Bottle with a long neck and everted rim

  • Stoneware with iron glaze
  • 28.7 x 20 cm
  • 1177-1430, Angkor period
  • Origin: Northeast Thailand
  • Gift of Osborne and Gratia Hauge
  • S1996.113

Description

Bottle with hemispherical body, widest diameter roughly at mid-point, slightly concave shoulders, clearly defined neck seam, elongated neck, and everted dish-shaped mouth with flanged rim.
Wheel-thrown from coil and flat disk, with incised decoration. Base flat, uneven, with slightly higher ridge around circumference (remains of coil attachment?). Thickened ridge between shoulder and neck perhaps indicating where a clay coil was added to throw neck separately from body. Fine parallel lines on outside and inside of neck may be traces of cloth used for throwing. Considerable dry earth remains in vessel, making judgement of actual weight impossible.
Clay: reddish on bottom, medium gray on exposed surface of lower wall, in break on rim, and by flaking glaze.
Decoration: edge of base trimmed with smooth curved profile beneath three roughly-cut bevels. Pair of horizontal lines incised (combed?) somewhat above widest point of body. Above shoulder, band of four incised horizontal lines beneath thickened ridge; single wide incised line above ridge. Between these two sets of lines, spikey scalloped combing, made with five-toothed combing tool, roughly and unevenly incised.
Glaze: iron glaze, translucent amber where thin, nearly opaque dark brown where thick, streaked and uneven, with rivulets of darker, thicker glaze on neck and body. Vessel perhaps dipped twice into vat of glaze: underlying thin coating reaches nearly to base, while lower edge of darker coating stops above highest bevel, with individual rivulets extending further. Glaze extends evenly deep into neck, runs further in rivulets. Chunks of kiln debris adhering to glaze on inside of neck and vessel wall. Some flaking and loss of glaze, especially on lower wall.

Published References

1. Lawton, Thomas, and Thomas W. Lentz. 1988. Beyond the Legacy: Anniversary Acquisitions for the Freer Gallery of Art and the Arthur M. Sackler Gallery. Washington, D.C.: Smithsonian Institution Press, 208–211.
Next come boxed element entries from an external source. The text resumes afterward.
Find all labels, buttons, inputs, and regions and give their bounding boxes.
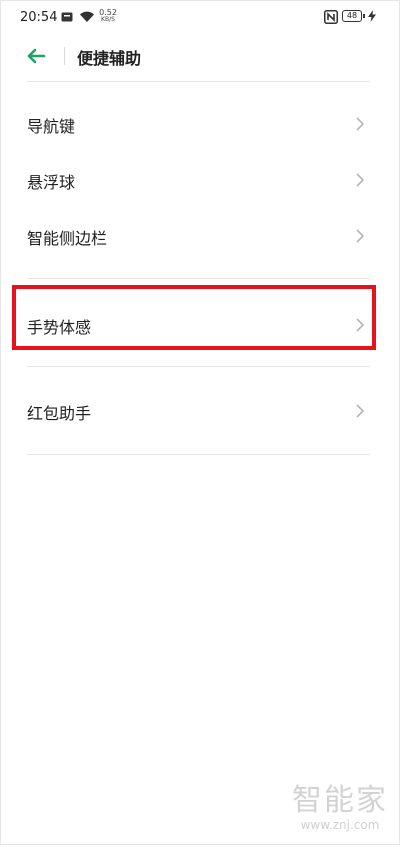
menu-item-label: 红包助手 [27, 404, 92, 423]
menu-item-label: 导航键 [27, 117, 76, 136]
watermark-url: www.znj.com [300, 818, 380, 832]
menu-item-smart-sidebar[interactable]: 智能侧边栏 [0, 208, 400, 264]
menu-item-gestures-motion[interactable]: 手势体感 [0, 297, 400, 353]
arrow-left-icon [27, 48, 46, 64]
network-speed: 0.52 KB/S [98, 8, 118, 24]
chevron-right-icon [356, 229, 365, 243]
network-speed-unit: KB/S [101, 16, 115, 23]
header: 便捷辅助 [0, 34, 400, 78]
chevron-right-icon [356, 173, 365, 187]
status-bar: 20:54 0.52 KB/S 48 [0, 0, 400, 34]
menu-item-label: 手势体感 [27, 318, 92, 337]
nfc-icon [324, 10, 338, 24]
section-divider [27, 366, 370, 367]
chevron-right-icon [356, 404, 365, 418]
header-divider-line [27, 81, 370, 82]
chevron-right-icon [356, 117, 365, 131]
battery-icon: 48 [342, 10, 365, 22]
menu-item-label: 悬浮球 [27, 173, 76, 192]
page-title: 便捷辅助 [77, 49, 142, 68]
menu-item-red-packet-assistant[interactable]: 红包助手 [0, 383, 400, 439]
back-button[interactable] [22, 42, 50, 70]
chevron-right-icon [356, 318, 365, 332]
battery-level: 48 [346, 11, 358, 20]
section-divider [27, 454, 370, 455]
charging-icon [368, 10, 376, 22]
menu-item-floating-ball[interactable]: 悬浮球 [0, 152, 400, 208]
section-divider [27, 278, 370, 279]
message-icon [61, 12, 73, 22]
menu-item-navigation-keys[interactable]: 导航键 [0, 96, 400, 152]
wifi-icon [80, 11, 94, 22]
menu-item-label: 智能侧边栏 [27, 229, 108, 248]
watermark-logo: 智能家 [292, 783, 388, 818]
network-speed-value: 0.52 [99, 8, 117, 17]
watermark: 智能家 www.znj.com [286, 783, 394, 833]
status-time: 20:54 [20, 10, 58, 25]
header-divider [64, 47, 65, 65]
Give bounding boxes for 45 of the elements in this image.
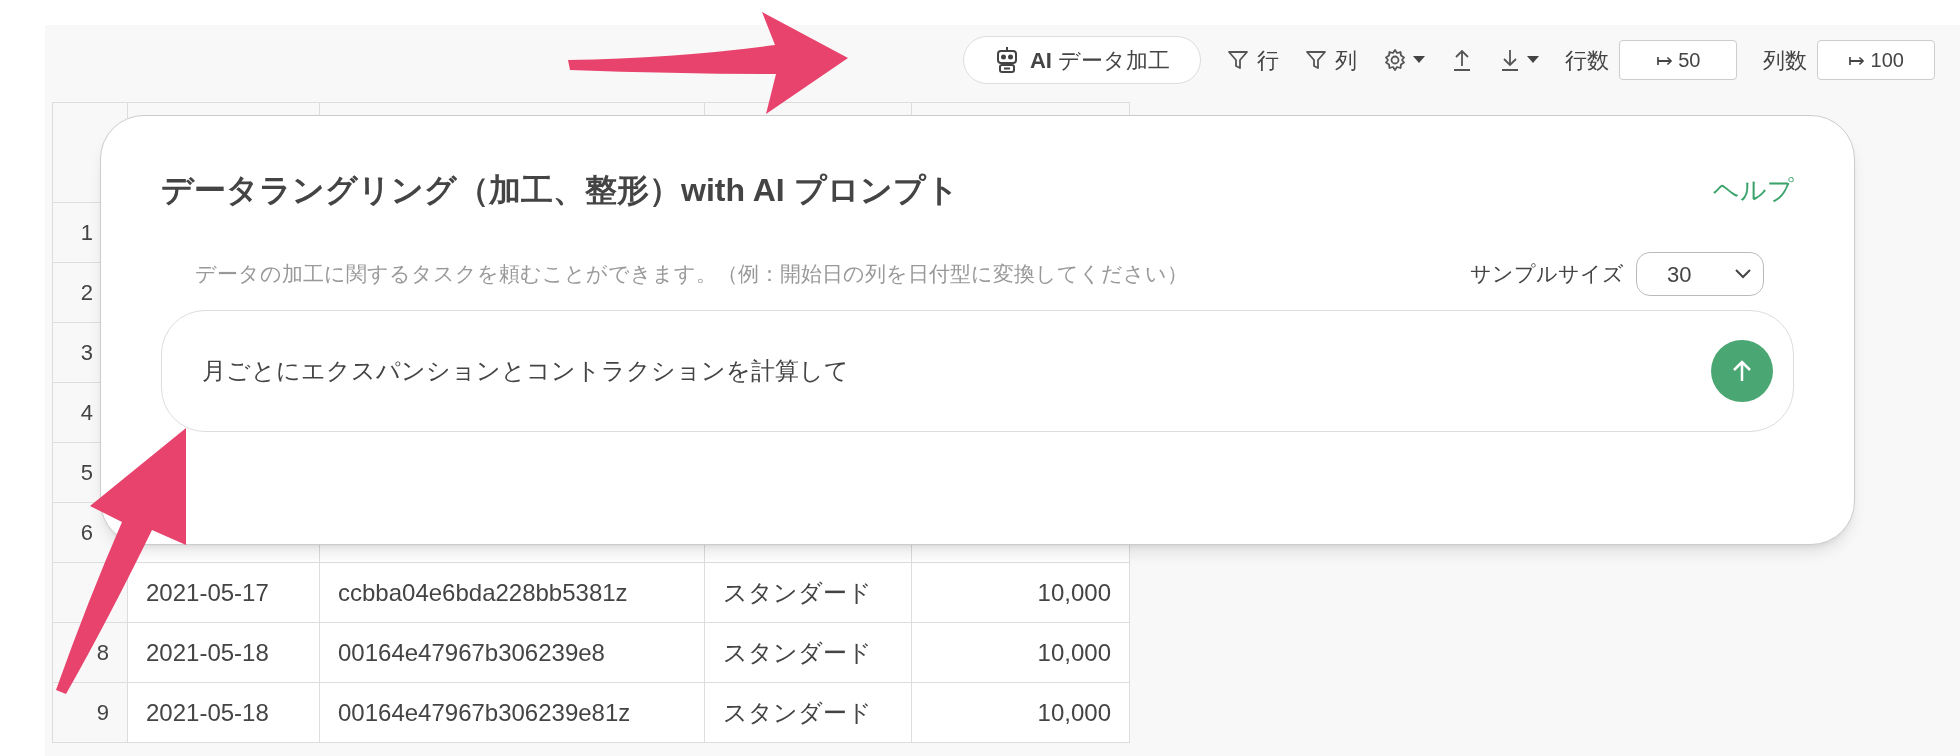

2. Cort, Louise Allison, Massumeh Farhad, and Ann C. Gunter. 2000. Asian Traditions in Clay: The Hauge Gifts. Washington, D.C.: Freer Gallery of Art and Arthur M. Sackler Gallery, 148 (illus.), no. 73.

3. Cort, Louise Allison (translated by Tabata Yukitsugu). 2002. "Kumeeru tōki—Hauge korekushon wo chūshin to shita Kumeeru tōki no kenkyū." Tōnan Ajia kōkogaku [Journal of Southeast Asian Archaeology] (Journal of the Japan Society of Southeast Asian Archaeology) 22: 166, cat. no. 73.

Curatorial Remarks

1. (Victor Hauge, November 1996) Pear-shaped bottle with flaring neck and ovoid body, combed design around shoulder. Lustrous dark brown glaze.

2. (Louise Cort, 15 June 1999) The brown-glazed version of this shape succeeds earlier versions with wide, flat bases, covered in the thin brown wash termed lie de vin.  Versions with pedestal bases were uncovered in the Sras Srang excavation and dated to ca. 1080–1107 (Brown 1988, pl. 28-b, h. 36 cm).

Brown, Roxanna M. 1988. The Ceramics of South-East Asia: Their Dating and Identification. 2nd ed. Singapore: Oxford University Press.  

3. (Louise Cort, 23 July 1999)  A bottle of this shape with shiny brown glaze and combing on the shoulder below the ribbed band, h. 28.3 cm, dated 12th–13th century, is in the Southeast Asian Ceramics Museum, Kyoto (Fujiwara 1991, pl. 33).

Fujiwara Hiroshi. 1990. Kumeeru ōkoku no kotō (Khmer Ceramics from the Kamratan Collection). Singapore: Oxford University Press.  

4. (Louise Cort, 29 November 2001) A measured drawing of this vessel was prepared by Miyata Etsuko in July 2000, while she was in Washington on a Short-term Visitor Grant with my sponsorship. She sent the final ink tracing to me in September this year.

5. (Louise Cort, 27 October 2005) According to Cambodian archaeologist Chhay Visoth, the Khmer term for this bottle shape is ‘kaam’.

6. (Louise Cort, 19 January 2017) Changed Date from 12th-13th century tpo 1177-1430, based on Armand Desbat's revised dating on the basis of excavated material over the past two decades (Desbat, 2011)> He dates the matte brown or black glazes to 1177-1430.

Armand Desbat. 2011. Pour une revision de la chronologie des gres khmers. Aseanie 27 (juin), 11-34.